Sebbene non sia questa le sede più opportuna per discutere tali problematiche, sia sufficiente un rapido quadro delle più significative ed attuali discussioni:
a) durata del diritto patrimoniale: numerosi autori sostengono che la durata del diritto d’autore sia eccessiva. Se si analizza la cronologia degli atti normativi che regolano il settore in esame, ci si avvede che tale arco temporale ha subito una progressiva e significativa dilatazione (passando, ad esempio, nel sistema americano da 14 a 70 anni). Garantire una durata così lunga, infatti, non garantisce incentivi alla creatività, che potrebbero essere assicurati anche con periodi più brevi. E, soprattutto, dovrebbe essere ridotta la durata dei diritti connessi, perché non incidono direttamente sui processi creativi.
b) copia privata ed utilizzazioni libere: il sistema di eccezioni e limitazioni tende ad essere continuamente ristretto. L’esempio già ricordato dei digital rights management è sintomatico di una tendenza verso la netta contrapposizione tra gli interessi dei produttori e quelli dei consumatori. Il problema della pirateria non può essere risolto semplicemente aumentando le pene: occorre pensare a strumenti di tutela nuovi, che tengano conto delle nuove tecnologie, della distribuzione delle opere e del nuovo mercato dell’industria culturale;
c) diritti degli autori: la legge deve apprestare delle soluzioni che possano avvantaggiare i diritti degli autori, piuttosto che quelli dei titolari dei diritti connessi. È noto, infatti, che solo una parte minoritaria dei proventi derivanti dall’utilizzazione economica delle opere è destinata ai creatori delle stesse.
d) differenziare il mercato dei consumatori: è dimostrato che non tutti i consumatori sono disposti a pagare lo stesso prezzo per le opere. Si pensi all’esempio dei creative commons. Alcuni scrittori hanno pubblicato su internet un loro libro, consentendo agli utenti della rete di scaricarlo gratuitamente. Potrà apparire strano, ma le vendite non solo non sono calate, rispetto alle precedenti pubblicazioni degli stessi autori, ma sono aumentate. Ciò significa che esistono diverse fasce di consumatori. Innanzi tutto, quelli che, comunque, comprerebbero il libro in libreria, anche nel caso in cui possano scaricarlo gratuitamente (si pensi agli ammiratori di un determinato scrittore). Poi ci sono quelli che lo scaricano da internet e che, in ogni caso, non comprerebbero quel libro in libreria. Di questi, alcuni scaricano il libro, ne leggono una parte e, ritenendo che non sia particolarmente interessante, interrompono la lettura. Altri, invece, dopo aver scaricato il libro e iniziato a leggerlo, si appassionano alla trama e decidono di comprare l’edizione cartacea in libreria. Come si vede – a dispetto dell’inevitabile semplificazione cui siamo costretti – non c’è una diminuzione delle vendite e non c’è danno né per gli autori, né per i titolari dei diritti connessi.
Quelli evidenziati sono un ristretto numero dei problemi che oggi si discutono nel settore del diritto d’autore. È complesso, se non impossibile, fare una valutazione predittiva e dire ciò che accadrà in futuro.

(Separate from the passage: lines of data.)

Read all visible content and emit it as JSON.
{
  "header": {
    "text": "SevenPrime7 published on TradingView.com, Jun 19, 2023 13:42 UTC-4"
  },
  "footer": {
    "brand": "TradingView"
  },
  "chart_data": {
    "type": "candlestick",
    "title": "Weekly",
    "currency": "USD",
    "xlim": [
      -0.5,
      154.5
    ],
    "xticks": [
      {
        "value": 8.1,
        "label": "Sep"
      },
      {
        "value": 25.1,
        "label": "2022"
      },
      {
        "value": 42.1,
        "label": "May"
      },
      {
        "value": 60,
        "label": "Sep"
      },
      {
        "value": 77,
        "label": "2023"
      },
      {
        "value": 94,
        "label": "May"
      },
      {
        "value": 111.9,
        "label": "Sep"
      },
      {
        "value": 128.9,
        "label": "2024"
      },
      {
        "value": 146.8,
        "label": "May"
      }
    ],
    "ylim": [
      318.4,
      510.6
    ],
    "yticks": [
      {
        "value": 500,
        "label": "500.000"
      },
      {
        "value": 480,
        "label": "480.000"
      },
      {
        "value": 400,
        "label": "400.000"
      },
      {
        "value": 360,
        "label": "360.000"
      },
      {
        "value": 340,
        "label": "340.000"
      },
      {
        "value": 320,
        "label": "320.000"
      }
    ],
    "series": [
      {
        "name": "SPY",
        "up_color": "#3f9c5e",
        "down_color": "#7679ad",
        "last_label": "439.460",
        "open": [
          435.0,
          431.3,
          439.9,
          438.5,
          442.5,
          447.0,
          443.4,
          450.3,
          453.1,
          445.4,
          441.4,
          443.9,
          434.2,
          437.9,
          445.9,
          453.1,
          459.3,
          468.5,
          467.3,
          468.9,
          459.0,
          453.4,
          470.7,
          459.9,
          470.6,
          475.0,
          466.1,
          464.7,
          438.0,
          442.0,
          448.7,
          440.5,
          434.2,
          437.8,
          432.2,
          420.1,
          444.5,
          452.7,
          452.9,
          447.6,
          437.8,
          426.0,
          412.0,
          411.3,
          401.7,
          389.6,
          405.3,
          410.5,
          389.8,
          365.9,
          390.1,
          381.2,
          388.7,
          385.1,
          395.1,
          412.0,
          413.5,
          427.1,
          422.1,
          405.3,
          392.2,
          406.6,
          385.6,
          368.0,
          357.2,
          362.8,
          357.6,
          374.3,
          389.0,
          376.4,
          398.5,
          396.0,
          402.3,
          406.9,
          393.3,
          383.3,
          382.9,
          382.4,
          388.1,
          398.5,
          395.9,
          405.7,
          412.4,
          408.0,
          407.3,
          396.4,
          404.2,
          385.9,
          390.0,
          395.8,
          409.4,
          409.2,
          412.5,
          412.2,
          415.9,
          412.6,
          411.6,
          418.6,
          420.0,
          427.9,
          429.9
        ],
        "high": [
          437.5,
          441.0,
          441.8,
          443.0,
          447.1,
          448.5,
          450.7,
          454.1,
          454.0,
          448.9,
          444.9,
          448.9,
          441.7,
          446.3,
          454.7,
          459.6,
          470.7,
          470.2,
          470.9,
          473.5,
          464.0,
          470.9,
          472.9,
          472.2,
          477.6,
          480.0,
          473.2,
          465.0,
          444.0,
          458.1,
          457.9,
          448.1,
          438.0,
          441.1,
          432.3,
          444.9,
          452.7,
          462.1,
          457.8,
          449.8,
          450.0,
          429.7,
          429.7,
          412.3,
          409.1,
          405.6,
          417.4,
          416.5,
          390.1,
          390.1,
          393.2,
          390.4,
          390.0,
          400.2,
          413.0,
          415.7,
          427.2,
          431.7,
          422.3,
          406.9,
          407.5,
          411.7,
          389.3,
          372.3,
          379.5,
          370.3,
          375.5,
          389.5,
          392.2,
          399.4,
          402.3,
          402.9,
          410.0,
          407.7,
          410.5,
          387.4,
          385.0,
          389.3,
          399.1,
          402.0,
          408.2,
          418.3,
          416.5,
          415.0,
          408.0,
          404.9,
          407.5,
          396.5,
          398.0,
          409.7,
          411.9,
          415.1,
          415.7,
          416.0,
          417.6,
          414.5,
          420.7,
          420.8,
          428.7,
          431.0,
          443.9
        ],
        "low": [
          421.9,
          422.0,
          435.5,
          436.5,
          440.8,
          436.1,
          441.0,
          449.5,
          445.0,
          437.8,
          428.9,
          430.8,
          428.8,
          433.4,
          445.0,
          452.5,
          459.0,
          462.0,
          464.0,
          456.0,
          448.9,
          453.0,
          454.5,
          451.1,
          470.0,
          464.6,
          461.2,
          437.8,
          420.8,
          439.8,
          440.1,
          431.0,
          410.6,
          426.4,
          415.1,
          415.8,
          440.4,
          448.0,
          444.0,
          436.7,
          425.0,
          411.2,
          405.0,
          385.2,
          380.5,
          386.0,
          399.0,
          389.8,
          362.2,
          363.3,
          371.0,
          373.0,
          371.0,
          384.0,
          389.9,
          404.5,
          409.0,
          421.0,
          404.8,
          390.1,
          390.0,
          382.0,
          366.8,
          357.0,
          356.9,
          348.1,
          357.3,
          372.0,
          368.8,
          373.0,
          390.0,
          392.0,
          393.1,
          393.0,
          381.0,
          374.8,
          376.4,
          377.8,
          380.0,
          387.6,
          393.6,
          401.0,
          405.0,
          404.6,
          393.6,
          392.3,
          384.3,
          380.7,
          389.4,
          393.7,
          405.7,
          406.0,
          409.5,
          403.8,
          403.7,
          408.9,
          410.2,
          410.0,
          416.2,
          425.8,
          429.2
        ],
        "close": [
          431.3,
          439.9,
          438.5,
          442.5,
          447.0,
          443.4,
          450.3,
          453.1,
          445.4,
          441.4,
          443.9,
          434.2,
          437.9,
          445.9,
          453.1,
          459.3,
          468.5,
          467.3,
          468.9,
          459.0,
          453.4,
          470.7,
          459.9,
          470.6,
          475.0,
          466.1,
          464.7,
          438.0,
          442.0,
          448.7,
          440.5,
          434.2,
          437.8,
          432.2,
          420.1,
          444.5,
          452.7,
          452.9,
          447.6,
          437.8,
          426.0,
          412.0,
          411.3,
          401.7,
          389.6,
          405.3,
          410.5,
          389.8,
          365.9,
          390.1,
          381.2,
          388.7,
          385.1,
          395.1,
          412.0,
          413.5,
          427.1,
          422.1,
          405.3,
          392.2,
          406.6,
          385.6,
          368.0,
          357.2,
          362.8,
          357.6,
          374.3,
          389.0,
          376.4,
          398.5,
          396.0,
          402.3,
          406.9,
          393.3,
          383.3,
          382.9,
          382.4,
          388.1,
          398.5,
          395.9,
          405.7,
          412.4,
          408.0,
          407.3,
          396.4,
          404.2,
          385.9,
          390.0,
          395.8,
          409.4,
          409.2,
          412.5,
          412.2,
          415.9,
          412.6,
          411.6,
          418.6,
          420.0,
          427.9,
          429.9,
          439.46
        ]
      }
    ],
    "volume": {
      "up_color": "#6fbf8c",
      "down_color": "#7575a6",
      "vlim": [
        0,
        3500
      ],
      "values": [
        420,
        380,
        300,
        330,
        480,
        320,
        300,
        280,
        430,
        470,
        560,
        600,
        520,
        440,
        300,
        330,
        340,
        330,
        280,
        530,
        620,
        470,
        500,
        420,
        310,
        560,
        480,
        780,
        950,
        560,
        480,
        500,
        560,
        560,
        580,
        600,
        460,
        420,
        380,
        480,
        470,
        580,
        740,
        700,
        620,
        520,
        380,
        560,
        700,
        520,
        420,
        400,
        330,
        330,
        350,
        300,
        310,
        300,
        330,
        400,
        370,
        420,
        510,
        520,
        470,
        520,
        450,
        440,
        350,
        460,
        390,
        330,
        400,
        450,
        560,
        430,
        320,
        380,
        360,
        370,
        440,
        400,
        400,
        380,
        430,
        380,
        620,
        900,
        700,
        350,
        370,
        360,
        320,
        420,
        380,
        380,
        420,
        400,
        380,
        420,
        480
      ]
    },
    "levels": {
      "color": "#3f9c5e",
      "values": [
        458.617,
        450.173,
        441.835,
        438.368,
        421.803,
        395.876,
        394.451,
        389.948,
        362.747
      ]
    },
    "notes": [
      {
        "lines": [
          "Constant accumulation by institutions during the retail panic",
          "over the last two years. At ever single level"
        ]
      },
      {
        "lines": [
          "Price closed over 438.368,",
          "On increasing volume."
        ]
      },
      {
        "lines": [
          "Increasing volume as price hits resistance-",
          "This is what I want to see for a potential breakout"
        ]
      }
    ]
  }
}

Tuttavia qualcosa di certo c’è: è necessario ripensare le regole del diritto d’autore. E tale ripensamento passa, necessariamente, per l’analisi degli scopi assegnati dall’ordinamento a tale ramo del diritto. Occorre, quindi, non dimenticare, in nessun caso, che il diritto d’autore esiste per proteggere, in primis, gli autori e per tutelare le opere artistiche e culturali, favorendone la loro diffusione nel pubblico dei potenziali fruitori. Lo scopo, in definitiva, deve essere quello incentivare la “produzione” delle idee, con la consapevolezza che la conoscenza (soprattutto se condivisa) non è un bene competitivo, ma uno strumento indispensabile per la promozione del progresso.